Streiflichter an der Wolga

Take 1: Gennadij und Rima singen (take 1)

Regie:
O-Ton ein paar Takte klar stehen lassen, dann runterziehen und dem Erzähler unterlegen.

Erzähler:     Zu Gast bei Gennadij Kolzow und seiner Frau Rima in

Tingowatowa. Das Dorf Tingowatowa gehört zum Einzugsbereich der Sowchose Imbjurtowo im Bezirk Zivilski. Wir sind im westlichen Teil der tschuwaschischen Republik. Ein Fußmarsch von gut zwei Stunden durch ein hügeliges Mischwaldgelände führt an die Wolga. Im Garten bin ich auf den Stumpf einer der mächtigen Weiden gestoßen, die hier als heilige Bäume verehrt werden. Auch die Stümpfe werden nicht angerührt.
Im Haus, einem Holzbau im Blockstil, ist alles, wie die Großeltern es noch vor der großen Kollektivisierung in den dreißiger Jahren angelegt hatten: Ein Raum, durch einen Vorhang unterteilt, mitten darin der mächtige Petschka, Kaminofen.
Gennadij wurde hier geboren, ist aber erst vor ein paar Jahren hierher gezogen. Gennadij ist Liedermacher. Seine Lieder werden im tschuwaschischen Radio gesendet. Rima ist ebenfalls Musikerin. Sie kommt aus der Stadt. Jetzt leiten sie gemeinsam die Kulturarbeit in Tingowatowa. Rima ist Direktorin des Kulturhauses, Gennadi der musikalische Leiter. „Sie ist der Chef“, lacht er und sie blinzelt ihm fröhlich zu. „Das Kulturhaus ist der einzige Ort weit und breit, wo die Menschen sich nach der Arbeit erholen können. Sogar aus den Nachbarorten kommen sie“, erklärt Rima. Gennadij gibt außerdem Musikunterricht in der Dorfschule von Tingowatowa und im Nachbarort Schordauschi. Einmal in der Woche vier Stunden.
Gennadij und Rima sind zwei von vielen, die ich getroffen habe. Moderne „Narodowolzen“, Volkstümler, wie sie auch vor der Revolution von den Städten aufs Land zogen, um das Volk zu unterrichten. Wiedergeburt der Kultur, besonders aber der tschuwaschischen Kultur ist ihr Anliegen.
Wir üben tschuwaschische Lieder, sagt Gennadij, aber nicht nur, auch russische und ausländische.

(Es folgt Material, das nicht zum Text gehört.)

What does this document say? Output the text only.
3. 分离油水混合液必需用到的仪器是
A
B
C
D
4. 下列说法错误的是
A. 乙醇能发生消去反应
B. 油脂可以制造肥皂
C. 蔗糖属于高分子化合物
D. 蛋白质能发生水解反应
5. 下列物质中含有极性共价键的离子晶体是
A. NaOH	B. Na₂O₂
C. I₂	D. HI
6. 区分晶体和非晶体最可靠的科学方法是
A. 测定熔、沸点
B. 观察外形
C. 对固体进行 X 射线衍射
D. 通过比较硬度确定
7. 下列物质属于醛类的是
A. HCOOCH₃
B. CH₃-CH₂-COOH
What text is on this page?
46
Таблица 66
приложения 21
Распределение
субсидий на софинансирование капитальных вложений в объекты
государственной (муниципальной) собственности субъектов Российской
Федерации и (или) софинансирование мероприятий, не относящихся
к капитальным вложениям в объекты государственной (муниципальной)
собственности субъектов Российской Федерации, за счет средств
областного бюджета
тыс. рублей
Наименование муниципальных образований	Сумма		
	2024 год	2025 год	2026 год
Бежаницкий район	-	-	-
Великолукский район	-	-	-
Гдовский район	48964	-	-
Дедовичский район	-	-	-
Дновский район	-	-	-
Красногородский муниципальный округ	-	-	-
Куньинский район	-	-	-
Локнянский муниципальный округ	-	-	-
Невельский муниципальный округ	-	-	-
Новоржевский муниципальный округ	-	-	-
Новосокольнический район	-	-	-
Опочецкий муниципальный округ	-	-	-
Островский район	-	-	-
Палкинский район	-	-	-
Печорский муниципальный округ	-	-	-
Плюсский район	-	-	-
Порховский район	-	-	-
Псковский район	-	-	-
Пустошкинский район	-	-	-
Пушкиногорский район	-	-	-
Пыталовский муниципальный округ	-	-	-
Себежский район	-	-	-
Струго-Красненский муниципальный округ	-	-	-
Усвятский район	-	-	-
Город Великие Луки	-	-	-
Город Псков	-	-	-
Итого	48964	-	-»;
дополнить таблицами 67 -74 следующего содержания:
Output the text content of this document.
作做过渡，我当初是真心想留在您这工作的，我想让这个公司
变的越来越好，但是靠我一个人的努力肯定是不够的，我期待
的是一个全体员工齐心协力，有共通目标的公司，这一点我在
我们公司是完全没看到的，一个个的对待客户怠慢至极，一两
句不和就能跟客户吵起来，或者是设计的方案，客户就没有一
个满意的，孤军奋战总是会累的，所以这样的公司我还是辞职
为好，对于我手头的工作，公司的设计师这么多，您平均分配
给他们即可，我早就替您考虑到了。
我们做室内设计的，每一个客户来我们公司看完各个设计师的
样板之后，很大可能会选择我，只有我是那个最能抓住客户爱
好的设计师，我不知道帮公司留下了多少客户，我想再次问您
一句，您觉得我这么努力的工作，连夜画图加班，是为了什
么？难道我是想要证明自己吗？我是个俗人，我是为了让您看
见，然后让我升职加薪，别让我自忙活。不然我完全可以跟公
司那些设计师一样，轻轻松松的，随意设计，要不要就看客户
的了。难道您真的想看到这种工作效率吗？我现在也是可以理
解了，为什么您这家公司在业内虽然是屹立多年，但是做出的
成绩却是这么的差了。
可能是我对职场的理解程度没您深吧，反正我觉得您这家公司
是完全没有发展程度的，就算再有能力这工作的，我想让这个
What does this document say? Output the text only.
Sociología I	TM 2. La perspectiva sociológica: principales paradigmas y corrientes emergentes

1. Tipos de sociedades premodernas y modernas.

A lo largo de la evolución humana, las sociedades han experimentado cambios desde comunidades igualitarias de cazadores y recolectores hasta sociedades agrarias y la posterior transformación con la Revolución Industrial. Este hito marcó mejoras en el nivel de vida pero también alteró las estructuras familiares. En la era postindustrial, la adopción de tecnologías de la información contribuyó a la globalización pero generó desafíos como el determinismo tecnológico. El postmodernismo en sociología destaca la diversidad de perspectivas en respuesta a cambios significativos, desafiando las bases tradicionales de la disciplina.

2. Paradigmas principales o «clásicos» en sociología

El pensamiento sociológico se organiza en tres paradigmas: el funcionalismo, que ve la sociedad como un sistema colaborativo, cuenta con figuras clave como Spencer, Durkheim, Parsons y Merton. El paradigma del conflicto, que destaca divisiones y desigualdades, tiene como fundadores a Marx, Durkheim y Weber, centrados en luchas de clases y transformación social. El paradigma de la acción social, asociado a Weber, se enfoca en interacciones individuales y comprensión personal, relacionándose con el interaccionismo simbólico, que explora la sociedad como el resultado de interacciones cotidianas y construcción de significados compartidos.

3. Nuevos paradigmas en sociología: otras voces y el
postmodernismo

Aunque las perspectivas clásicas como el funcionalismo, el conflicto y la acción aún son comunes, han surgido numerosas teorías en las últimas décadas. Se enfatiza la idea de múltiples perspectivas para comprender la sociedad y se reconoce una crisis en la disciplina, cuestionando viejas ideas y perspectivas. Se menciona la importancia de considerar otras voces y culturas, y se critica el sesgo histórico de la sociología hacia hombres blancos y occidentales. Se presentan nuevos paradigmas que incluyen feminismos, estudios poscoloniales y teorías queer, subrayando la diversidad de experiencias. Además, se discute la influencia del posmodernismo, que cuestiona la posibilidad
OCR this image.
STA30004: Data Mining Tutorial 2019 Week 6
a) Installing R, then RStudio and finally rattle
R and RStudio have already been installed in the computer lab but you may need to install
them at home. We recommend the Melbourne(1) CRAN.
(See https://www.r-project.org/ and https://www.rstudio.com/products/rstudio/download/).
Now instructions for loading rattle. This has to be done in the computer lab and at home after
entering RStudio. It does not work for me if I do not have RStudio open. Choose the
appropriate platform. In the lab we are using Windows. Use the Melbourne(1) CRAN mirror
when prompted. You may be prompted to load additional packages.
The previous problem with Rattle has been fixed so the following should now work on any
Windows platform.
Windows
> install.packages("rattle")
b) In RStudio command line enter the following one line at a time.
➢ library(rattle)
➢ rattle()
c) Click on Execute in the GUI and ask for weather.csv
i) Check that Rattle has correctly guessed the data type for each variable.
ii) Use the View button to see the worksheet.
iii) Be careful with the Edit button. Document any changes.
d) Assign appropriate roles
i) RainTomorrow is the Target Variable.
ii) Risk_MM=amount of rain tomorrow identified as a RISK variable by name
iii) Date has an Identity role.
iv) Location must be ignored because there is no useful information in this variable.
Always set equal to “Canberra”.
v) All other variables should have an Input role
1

take 2: Kolchose Jangartschina, Raissa rezitiert (take 2)

Regie: Nach Kurzem anfahren zurückblenden (evtl. noch verblenden mit take 3 des Vorspielbandes)

Erzähler:  Kolchose Jangartschina. Mitglieder des  „tschuwaschischen Kulturzentrums“ und der Organisation „Wiedergeburt“ treten im großen Kultursaal auf. Raissa Sarbi, Poetessa, wie es hier heißt, zugleich Herausgeberin einer tschuwaschischen Frauen- und einer Kinderzeitung, rezitiert aus eigenen Gedichten. Außer den Kindern der Kolchoseigenen Schule hat sich niemand durch Regen und Matsch hergetraut. Außerdem ist es mitten am Tag. Man hat zu tun. Die Kinder aber lauschen andächtig.
Raissa versteht sich als Übersetzerin kosmischer Botschaften, die ihrem Volk in der schwierigen Stunde des Zerfalls der Union zeigen, woher es kommt und wohin es gehen müsse.
Raissa versteht sich und ihr Volk als Nachkommen der Amazonen. Die traditionelle Kopfbedeckung, im Tschuwaschischen „AMA“, der unverheirateten Frauen, die sich neben ihre Perlennornamenten durch die zum  Himmel weisende Spitze auszeichnet, sei ein Überbleibsel der kriegerischen Kopfbedeckung. Raissa belegt das mit etymologischen Ableitungen, in denen sie zugleich Verbindungen ins altertümliche Mesopotamien zieht. Von dort seien die Tschuwaschen einst aufgebrochen. Von dort hätten sie auch ihre Religion, den Zoroastrismus, die Sonnenreligion mitgebracht. „Die Tschuwaschen haben eine matriarchalische Tradition“, erklärt sie mir. In der ehrfurchtsvollen Anrede der Alten etwa, zum Beispiel in der Erzählung alter Geschichten, werde im Tschuwaschischen im Gegensatz zum Russischen bis heute immer noch zuerst die „Staruschka“, die Alte und dann der Alte genannt. Erst die Christianisierung durch die Russen im sechzehnten Jahrhundert habe diese matriarchalische Kultur zerstört. Raissa ist aber überzeugt davon, dass die Frauen besser verstehen, was die Welt heute braucht: Liebe, Pflege, ökologisch orientierte Verantwortung für die kommende Generation. „Sie sind Mütter“, sagt sie, „sie wissen, worum es geht.“

take 3: Valentin Tusendik deklamiert (take 5)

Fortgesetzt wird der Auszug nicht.